Once off of the Red Line and on the streets of Northeast DC, the hundreds of us on the train together, joined the thousands of other marchers already in the streets. We made our way through the streets of the Capitol with a pride and commitment that seemed to recall the spirit of so many great American protestors. So full of hope, we came together. Soon enough, there were more bodies than there was street to stand on. So many took to the platforms, the lampposts, and the tall shoulders of our brothers, fathers, husbands, partners, and male figures that marched.
Children, teens, adults, and the elderly all came together. Everyone marched for their own, very personal reasons. Yet, there was strength in our commonality. We all marched for something better than we saw. We all marched to protect, support, fight for, and rally behind those in our lives and in our communities that so often are stripped of their voices. So many in our great nation are disenfranchised, ostracized, and belittled. Yet, these same people, communities, and friends are what makes the United States so beautiful.

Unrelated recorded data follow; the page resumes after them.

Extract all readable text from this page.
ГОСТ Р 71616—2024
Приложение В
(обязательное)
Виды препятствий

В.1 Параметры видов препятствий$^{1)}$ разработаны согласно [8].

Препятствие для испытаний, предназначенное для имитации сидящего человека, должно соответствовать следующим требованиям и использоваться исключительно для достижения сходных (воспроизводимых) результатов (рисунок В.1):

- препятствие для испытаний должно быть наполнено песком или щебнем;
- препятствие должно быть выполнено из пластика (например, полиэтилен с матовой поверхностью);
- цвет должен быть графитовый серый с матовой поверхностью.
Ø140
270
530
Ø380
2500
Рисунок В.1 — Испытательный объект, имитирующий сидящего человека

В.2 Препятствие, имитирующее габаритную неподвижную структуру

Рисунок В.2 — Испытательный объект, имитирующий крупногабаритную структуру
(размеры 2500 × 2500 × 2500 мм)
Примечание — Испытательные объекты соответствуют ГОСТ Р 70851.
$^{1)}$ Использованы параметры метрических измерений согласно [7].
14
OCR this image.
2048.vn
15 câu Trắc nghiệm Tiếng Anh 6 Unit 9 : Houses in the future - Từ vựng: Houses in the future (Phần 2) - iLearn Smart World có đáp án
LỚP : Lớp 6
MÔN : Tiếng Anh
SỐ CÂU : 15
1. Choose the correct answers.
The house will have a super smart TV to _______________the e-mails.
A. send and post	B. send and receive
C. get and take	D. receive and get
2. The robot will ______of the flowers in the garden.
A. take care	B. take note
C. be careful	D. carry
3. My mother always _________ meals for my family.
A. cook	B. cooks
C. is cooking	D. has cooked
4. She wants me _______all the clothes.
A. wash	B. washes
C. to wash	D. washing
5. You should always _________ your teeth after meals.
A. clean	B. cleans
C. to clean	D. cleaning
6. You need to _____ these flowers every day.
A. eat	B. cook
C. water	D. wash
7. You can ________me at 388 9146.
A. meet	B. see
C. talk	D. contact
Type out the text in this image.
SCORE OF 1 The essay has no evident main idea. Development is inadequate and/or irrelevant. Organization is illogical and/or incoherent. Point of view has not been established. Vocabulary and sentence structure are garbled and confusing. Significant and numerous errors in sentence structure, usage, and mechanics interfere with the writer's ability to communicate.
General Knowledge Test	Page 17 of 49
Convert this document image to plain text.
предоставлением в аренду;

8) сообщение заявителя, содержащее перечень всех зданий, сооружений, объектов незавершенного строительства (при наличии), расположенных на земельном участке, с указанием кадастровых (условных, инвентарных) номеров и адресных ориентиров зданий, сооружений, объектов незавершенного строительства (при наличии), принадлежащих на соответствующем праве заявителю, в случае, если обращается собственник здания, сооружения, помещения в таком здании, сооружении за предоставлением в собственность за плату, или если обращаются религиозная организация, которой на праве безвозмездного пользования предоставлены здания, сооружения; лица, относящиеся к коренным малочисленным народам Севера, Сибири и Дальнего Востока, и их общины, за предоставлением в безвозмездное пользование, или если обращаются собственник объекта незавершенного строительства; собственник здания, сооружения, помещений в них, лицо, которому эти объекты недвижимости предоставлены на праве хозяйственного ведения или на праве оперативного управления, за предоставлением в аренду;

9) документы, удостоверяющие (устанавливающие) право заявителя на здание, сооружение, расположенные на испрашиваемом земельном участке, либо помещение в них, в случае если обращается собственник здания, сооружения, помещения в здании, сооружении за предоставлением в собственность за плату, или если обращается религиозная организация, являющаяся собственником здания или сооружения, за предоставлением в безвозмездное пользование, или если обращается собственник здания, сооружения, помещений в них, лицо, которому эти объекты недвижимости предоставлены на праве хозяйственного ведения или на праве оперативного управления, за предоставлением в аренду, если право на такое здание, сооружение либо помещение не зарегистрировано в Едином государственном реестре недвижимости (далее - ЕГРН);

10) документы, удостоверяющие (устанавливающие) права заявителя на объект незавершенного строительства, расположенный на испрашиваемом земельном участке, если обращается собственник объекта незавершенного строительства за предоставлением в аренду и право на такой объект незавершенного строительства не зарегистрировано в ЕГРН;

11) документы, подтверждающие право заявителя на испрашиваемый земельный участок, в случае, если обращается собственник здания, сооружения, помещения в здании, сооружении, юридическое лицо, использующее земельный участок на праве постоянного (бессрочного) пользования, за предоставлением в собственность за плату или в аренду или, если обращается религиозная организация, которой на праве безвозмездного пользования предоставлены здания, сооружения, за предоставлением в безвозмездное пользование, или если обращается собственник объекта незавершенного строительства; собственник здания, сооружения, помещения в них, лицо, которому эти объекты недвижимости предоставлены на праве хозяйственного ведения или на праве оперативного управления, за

As a woman of color, the daughter of two immigrants, and a mixed-race person, I am so proud of those that spoke with their actions, that lifted their voices, that fought with their dollars, and that prayed for a future that is only made better in our togetherness - not our divisions. The Women's March on Washington was an inspiring and peaceful protest that has given way to something more persistent. It marked the beginning of a wide-spread movement of people that are advocating for the rights of all - regardless of their gender, race, creed, ethnicity, or immigration status.